Investors bid up Portugal’s government debt on Monday, sending yields to their lowest level since 2015, after a crucial rating upgrade by Fitch added to optimism over the country’s strong recovery after a bailout six years ago.

Portugal’s 10-year bond yield fell to 1.768% from a closing level of 1.808% at the end of last week. It has not closed a day at such a low level since April 2015, Reuters data show.

Late on Friday, Fitch upgraded Portugal two notches, taking it out of junk territory and into investment grade. The decision followed an upgrade in September to investment grade by S&P Global and will mean that Portugal’s bonds will qualify for inclusion into major bond indices for the first time in six years.

Portugal was one of the economies that was hit worst by the eurozone debt crisis that began in 2011. Its jobless rate had surged to almost 18% by 2013, according to figures from Eurostat, the eurozone’s statistical agency.
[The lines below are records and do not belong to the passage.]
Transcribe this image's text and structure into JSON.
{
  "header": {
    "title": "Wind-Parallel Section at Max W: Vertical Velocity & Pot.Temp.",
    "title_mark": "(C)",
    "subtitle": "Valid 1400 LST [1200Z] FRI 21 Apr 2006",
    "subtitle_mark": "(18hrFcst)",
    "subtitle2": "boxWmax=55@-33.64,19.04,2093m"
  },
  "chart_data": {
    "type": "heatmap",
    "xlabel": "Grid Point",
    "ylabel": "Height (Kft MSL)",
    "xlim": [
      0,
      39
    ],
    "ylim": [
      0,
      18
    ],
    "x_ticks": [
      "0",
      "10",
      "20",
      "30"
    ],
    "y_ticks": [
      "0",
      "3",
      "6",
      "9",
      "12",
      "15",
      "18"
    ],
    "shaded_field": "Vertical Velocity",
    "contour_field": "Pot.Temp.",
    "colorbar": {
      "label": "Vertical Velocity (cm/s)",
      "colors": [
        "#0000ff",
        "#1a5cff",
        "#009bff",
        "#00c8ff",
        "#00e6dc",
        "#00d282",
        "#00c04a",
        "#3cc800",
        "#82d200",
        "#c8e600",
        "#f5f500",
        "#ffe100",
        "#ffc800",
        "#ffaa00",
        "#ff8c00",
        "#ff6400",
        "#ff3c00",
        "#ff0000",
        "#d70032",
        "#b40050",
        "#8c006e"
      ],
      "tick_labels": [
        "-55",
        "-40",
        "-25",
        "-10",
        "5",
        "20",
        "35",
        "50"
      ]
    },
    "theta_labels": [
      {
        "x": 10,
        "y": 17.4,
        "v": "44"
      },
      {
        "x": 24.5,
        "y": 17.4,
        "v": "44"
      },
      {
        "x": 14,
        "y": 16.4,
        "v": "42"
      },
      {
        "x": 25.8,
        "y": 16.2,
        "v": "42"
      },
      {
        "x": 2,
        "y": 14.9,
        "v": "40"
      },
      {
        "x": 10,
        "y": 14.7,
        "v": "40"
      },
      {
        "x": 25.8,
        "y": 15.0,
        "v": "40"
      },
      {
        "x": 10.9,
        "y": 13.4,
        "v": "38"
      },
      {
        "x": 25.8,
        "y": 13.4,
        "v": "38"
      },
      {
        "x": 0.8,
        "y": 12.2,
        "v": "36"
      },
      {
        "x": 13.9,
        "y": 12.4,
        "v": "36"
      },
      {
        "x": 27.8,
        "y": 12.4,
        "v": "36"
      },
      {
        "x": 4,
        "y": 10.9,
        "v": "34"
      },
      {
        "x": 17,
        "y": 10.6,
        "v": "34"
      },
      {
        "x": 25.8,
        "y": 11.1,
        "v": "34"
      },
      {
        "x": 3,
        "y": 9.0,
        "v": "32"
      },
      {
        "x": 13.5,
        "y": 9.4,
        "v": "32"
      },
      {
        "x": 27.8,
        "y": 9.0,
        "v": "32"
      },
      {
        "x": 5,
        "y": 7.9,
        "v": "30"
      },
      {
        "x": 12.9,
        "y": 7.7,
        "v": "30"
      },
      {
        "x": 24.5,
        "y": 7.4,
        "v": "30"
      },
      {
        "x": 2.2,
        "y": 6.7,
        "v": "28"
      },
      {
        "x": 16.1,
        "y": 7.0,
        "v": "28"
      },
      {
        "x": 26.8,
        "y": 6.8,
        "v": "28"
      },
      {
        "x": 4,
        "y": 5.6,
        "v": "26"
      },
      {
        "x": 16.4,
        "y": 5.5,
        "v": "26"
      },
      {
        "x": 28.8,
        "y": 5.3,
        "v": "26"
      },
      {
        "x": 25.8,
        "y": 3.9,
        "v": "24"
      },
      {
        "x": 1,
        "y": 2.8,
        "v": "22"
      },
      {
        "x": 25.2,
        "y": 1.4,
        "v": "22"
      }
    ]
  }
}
It received a €78 billion ($92 billion) international bailout in 2011, and the yield on its 10-year bond reached a peak of 17.35% a year later. But a recovery has taken hold over the past two years as Portugal’s socialist government has looked to tackle unemployment, repair its public finances and bolster its banking sector. The unemployment rate clocked in at 8.6% in October.

“The Portuguese economy has experienced a strong cyclical recovery since mid-2016 and the short term outlook has also improved,” Fitch said in its report, adding that “strong labor market performance confirms the strength of the recovery.”